Inaugural Docker Peter Miller remembers well getting that phone call in 1994.
It came just after the hard-working rover's WAFL season with East Perth had finished.
The call was from the Dockers. They wanted to chat about making him one of their first recruits.
Miller said this week that at the time he was aged 25, and although he had previously had a few nibbles of interest from other AFL clubs, nothing had come of it.
"I thought my opportunity had passed," he said. Within a few days he was aboard and helping the fledgling Dockers set sail.
Miller and Peter Bell were the first two players signed.
Miller said he remembered well his routine in late 1994. The alarm would go at 5.15am to wake him for morning training.
Then it was breakfast put on by the club, but unlike all today's full-time AFL players, Miller had no time to rest and recover.
He had a full-time job as a chemical engineer to go to. After a day at work, it was off to evening training, home for a feed and tumble into bed. And the next day, he'd do it all again.
"We did 11 sessions a week, six mornings and five evenings," Miller said.
"I remember arriving at work about eight o'clock feeling a million dollars and seeing others still half asleep. By mid-afternoon I was the one half asleep."
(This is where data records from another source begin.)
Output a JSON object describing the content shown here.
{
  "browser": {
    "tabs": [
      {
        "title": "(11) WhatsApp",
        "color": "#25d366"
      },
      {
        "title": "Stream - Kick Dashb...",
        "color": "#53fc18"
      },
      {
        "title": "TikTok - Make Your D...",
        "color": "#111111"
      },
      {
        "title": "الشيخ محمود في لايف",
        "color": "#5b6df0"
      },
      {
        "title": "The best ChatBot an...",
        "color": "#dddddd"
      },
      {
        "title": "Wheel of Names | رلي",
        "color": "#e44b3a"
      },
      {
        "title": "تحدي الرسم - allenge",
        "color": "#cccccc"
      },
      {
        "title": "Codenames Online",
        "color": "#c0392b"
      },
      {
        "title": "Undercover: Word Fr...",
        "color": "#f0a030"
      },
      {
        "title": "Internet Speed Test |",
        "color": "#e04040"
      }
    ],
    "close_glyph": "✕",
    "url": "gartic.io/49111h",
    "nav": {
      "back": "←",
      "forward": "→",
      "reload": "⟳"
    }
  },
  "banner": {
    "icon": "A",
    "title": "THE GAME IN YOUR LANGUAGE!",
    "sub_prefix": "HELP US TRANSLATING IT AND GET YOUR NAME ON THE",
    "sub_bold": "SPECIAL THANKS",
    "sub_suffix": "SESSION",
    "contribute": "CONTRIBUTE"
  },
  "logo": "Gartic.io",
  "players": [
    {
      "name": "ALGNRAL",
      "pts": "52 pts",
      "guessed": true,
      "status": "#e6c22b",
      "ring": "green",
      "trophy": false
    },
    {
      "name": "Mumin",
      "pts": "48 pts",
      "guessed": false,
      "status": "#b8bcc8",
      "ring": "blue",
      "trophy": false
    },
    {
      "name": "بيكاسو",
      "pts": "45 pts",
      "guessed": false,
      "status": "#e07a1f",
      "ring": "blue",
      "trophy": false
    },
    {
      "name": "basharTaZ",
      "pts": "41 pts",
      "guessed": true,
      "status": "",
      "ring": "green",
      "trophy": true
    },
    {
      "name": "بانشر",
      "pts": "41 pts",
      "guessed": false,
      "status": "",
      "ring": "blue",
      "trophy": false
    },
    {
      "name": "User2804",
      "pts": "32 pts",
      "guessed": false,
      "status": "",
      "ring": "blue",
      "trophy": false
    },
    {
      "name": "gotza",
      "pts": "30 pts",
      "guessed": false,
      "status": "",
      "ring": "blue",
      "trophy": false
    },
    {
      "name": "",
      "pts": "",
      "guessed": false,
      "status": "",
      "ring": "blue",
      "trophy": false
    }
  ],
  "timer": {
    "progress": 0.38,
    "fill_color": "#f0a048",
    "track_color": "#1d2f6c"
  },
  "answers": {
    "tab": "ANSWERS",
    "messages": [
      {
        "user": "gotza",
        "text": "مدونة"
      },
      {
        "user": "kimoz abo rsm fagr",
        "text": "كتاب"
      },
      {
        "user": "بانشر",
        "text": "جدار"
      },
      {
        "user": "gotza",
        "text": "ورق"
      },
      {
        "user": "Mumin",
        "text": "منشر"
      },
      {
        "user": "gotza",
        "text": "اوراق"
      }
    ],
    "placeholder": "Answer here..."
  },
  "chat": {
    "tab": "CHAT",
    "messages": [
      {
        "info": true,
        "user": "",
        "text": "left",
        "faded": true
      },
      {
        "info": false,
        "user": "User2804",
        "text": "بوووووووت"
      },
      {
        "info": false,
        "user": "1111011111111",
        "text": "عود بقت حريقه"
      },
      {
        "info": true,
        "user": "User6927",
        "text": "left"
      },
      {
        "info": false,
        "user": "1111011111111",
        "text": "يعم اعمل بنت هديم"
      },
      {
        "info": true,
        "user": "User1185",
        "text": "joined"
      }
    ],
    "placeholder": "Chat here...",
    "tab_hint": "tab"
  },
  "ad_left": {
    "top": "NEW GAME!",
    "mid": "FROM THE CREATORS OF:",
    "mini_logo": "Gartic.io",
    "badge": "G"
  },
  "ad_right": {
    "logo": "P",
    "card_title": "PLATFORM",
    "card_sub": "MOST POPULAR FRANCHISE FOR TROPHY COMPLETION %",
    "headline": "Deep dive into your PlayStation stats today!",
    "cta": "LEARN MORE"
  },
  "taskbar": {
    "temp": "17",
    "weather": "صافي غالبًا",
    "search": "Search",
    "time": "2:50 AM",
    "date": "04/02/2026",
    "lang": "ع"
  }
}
Finally, under pressure, his body gave way. An injury meant he missed the club's first AFL fixture, against Richmond, postponing his debut until a game against Essendon.
Miller played 16 games that first season but by the end, the combined workload of the weekday job and the weekend job had started to tell.
He had been paid "the grand sum" of $31,000 for his footy and was worried about whether he could combine his engineering job with the commitment needed to play AFL.
"I had finished the year exhausted," he said. "I came to the conclusion it was not sustainable. I had made a decision in my head not to play on, and the club had made a decision I was not required. I was more or less relieved." And so he walked away from the game for almost a year before East Perth enticed him back to the WAFL.
He ended up playing 176 games at East Perth and retired again after the 1998 season.
He was still enthusiastic about his one season as a Docker. "It was very special to be involved in the first year," he said.
And he remained a fan of first Dockers coach Gerard Neesham.
"He had a great insight into how to get the best out of people," Miller said. And in many ways Neesham was ahead of his time.
"There were things like drawing the man, keeping possession of the ball, use of pace and running and carrying the ball," Miller said.
"Back then, kicking the ball sideways was not common, and now they kick it 30m backwards and a lot of those things are now fundamental to the game."